While Black Friday and Cyber Monday are excellent opportunities for consumers to get hold of some great deals, they are also ideal for cyber criminals to innovate new scams. Unsuspecting consumers can be lured in with bargain prices, which can lead to hackers stealing their information.
Research shows that online payment fraud increased by 208% between September and October 2021, increasing from 627,560 phishing attacks to 1,935,905. The same research detected 221,745 emails that contained the words ‘Black Friday’ between October 27th to November 19th.
As cyber criminals create new scams ahead of Black Friday, now’s the time to brush up on your security best practices so that you shop safely without worrying about falling victim to an opportunistic attacker. This article will highlight seven ways you can protect yourself over the holidays.
1. Beware of phishing emails
Phishing emails are one of the most pervasive threats targeting consumers over the holidays. During the festive season, cyber criminals like to create emails that impersonate popular brands and use this tactic to trick users into clicking on malware attachments or links to phishing websites. If the attacks are successful, bad actors can harvest their credentials.
The best way to avoid phishing scams is to never click on links or attachments in emails from unknown senders. You can also help protect yourself against phishing emails by familiarizing yourself with the most common phishing emails and practicing identifying them during phishing simulations.
2. Set up Multi-factor authentication on your online accounts
One simple step you can take to protect your online accounts is to set up multi-factor authentication (MFA). MFA will mean that you have to use two authentication factors to log in; a password and a code sent to your personal email or mobile device.
Using MFA makes your online shopping accounts more secure because even if a fraudster manages to guess your password, they won’t have access to the passcode and will be unable to break into the account. While MFA isn’t infallible, it is highly effective, with the ability to block 99.9% of account attacks.
3. Avoid using Public Wi-Fi
While public Wi-Fi is convenient, it’s a haven for bad actors to snoop on other users covertly. When using public Wi-Fi, you’re susceptible to man-in-the-middle attacks that enable hackers to intercept your private data.
Given these threats, it’s important to avoid shopping online and sharing your personal details on Public Wi-Fi, whether that’s in-store, in an Internet cafe, public coworking space, or an airport. If you must use public Wi-Fi, then use a VPN to encrypt your data.
4. Use Strong Passwords
One of the most straightforward steps you can take to protect your online accounts more effectively is to select a strong password. Using a strong password will make your password more difficult for cyber criminals to guess or brute force hack.

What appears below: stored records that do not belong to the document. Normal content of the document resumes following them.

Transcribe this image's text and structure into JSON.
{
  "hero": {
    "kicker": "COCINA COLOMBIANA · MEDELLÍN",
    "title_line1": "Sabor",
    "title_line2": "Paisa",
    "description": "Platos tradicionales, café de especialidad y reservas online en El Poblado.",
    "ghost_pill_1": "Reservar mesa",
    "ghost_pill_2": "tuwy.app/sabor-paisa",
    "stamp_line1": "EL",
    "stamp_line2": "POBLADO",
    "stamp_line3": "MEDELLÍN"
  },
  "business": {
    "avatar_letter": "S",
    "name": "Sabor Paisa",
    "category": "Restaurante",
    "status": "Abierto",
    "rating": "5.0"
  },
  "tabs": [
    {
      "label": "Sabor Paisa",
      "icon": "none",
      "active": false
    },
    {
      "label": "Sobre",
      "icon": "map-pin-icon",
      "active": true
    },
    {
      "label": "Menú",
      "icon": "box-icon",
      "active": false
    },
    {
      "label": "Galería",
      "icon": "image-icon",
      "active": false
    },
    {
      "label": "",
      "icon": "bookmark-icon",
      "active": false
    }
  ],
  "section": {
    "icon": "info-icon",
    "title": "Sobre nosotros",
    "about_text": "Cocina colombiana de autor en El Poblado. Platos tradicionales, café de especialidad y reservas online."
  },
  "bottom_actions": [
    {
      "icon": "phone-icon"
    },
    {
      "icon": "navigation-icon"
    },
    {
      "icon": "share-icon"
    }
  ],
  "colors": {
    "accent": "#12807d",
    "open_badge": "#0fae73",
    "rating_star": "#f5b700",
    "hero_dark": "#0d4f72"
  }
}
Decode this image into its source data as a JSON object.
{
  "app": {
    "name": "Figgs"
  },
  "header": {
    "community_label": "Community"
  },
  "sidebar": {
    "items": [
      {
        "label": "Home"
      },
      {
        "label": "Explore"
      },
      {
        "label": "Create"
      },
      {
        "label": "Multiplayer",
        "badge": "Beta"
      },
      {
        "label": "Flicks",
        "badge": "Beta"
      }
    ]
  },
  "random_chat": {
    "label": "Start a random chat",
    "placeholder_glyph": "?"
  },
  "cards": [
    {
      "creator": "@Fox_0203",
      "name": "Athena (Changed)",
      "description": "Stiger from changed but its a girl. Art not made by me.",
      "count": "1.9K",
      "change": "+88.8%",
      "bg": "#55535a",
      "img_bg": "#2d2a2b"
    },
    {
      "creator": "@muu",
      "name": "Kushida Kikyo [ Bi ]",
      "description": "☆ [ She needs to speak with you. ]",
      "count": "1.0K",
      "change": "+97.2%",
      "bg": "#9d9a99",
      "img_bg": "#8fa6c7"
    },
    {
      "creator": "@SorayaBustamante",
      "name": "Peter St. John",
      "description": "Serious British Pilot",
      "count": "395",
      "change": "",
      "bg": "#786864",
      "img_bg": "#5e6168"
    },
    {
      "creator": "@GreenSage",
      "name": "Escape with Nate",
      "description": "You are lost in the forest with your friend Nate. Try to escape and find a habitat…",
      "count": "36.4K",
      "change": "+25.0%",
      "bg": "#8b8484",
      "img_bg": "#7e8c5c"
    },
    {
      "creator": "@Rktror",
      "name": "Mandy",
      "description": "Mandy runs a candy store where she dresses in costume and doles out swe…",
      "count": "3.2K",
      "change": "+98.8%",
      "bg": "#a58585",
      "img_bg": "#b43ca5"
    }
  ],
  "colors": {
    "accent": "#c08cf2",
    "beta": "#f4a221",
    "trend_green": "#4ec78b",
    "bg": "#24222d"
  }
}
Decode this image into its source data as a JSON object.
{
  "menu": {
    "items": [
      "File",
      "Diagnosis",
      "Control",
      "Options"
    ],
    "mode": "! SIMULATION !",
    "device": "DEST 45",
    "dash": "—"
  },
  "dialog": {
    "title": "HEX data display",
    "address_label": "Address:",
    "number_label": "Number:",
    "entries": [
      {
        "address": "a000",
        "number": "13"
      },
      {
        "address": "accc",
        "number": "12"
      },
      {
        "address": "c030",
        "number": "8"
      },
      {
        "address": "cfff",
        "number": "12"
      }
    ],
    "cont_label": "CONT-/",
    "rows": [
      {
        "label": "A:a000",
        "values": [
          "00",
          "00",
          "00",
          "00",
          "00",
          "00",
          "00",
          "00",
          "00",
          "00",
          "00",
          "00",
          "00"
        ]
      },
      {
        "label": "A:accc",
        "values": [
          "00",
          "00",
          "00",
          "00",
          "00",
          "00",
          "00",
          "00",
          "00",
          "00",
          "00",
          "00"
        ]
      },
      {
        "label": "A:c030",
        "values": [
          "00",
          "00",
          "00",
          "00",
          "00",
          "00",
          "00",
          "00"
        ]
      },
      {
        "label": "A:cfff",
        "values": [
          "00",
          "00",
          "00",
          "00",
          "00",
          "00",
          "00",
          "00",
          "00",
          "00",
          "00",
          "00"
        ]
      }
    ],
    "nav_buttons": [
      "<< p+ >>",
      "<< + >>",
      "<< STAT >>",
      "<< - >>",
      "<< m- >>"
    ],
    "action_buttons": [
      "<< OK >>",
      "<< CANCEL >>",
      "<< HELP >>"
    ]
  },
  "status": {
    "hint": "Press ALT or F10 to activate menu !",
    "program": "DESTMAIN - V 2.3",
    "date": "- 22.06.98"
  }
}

You can select a strong password by choosing a password that’s 8 to 9 characters long, with a mixture of uppercase letters, lowercase letters, numbers, and symbols. Avoid reusing passwords across multiple accounts or using dictionary words, as these are easier to hack.
5. Avoid using work devices for online shopping
If you’re working in the office, then it’s important to avoid using company devices to browse for goods (particularly if the device isn’t one you use and maintain daily) as you can put the entire network at risk of a data breach.
By avoiding the temptation to look at Black Friday deals in the office, you’ll help keep your organization’s network safer and reduce the amount of traffic on the network.
6. Don’t automatically trust sites with the URL padlock and Https prefix
Many consumers use the URL padlock or HTTPS prefix in the search bar to check that a site is legitimate. The problem is that many cyber criminals use fake SSL certificates to get those symbols and trick users into thinking the site is safe to browse on. In fact, 74% of phishing websites have SSL certificates.
So while you can use the URL padlock or HTTPS prefix as a positive sign that a site is secure and legitimate, you can’t rely on it as the only security sign, as attackers routinely fake SSL certificates to make their phishing sites appear more credible.
7. If a deal sounds too good to be true, it probably is
Finally, be skeptical of any emails, websites, or social media posts that offer goods at rates that are below market values. Many fraudsters will advertise goods at bargain rates online to trick consumers into handing over their credit card or account details.
You can avoid these threats through a combination of only shopping with trusted sellers and being skeptical of any eCommerce stores or individuals offering goods at prices that aren’t competitive in the wider market.
In short, if a site is offering prices significantly lower than major brands, this is a red flag.
While cyber crime is on the rise in the run-up to Black Friday, educating yourself on the latest scams and shopping with trusted providers will make sure that you don’t get any nasty surprises. With that peace of mind, you can take advantage of unmissable offers without falling victim to fraud or identity theft.
Taking simple steps like selecting a strong password, setting up MFA, and practicing phishing simulations can go a long way toward protecting you from malicious entities wherever you encounter them.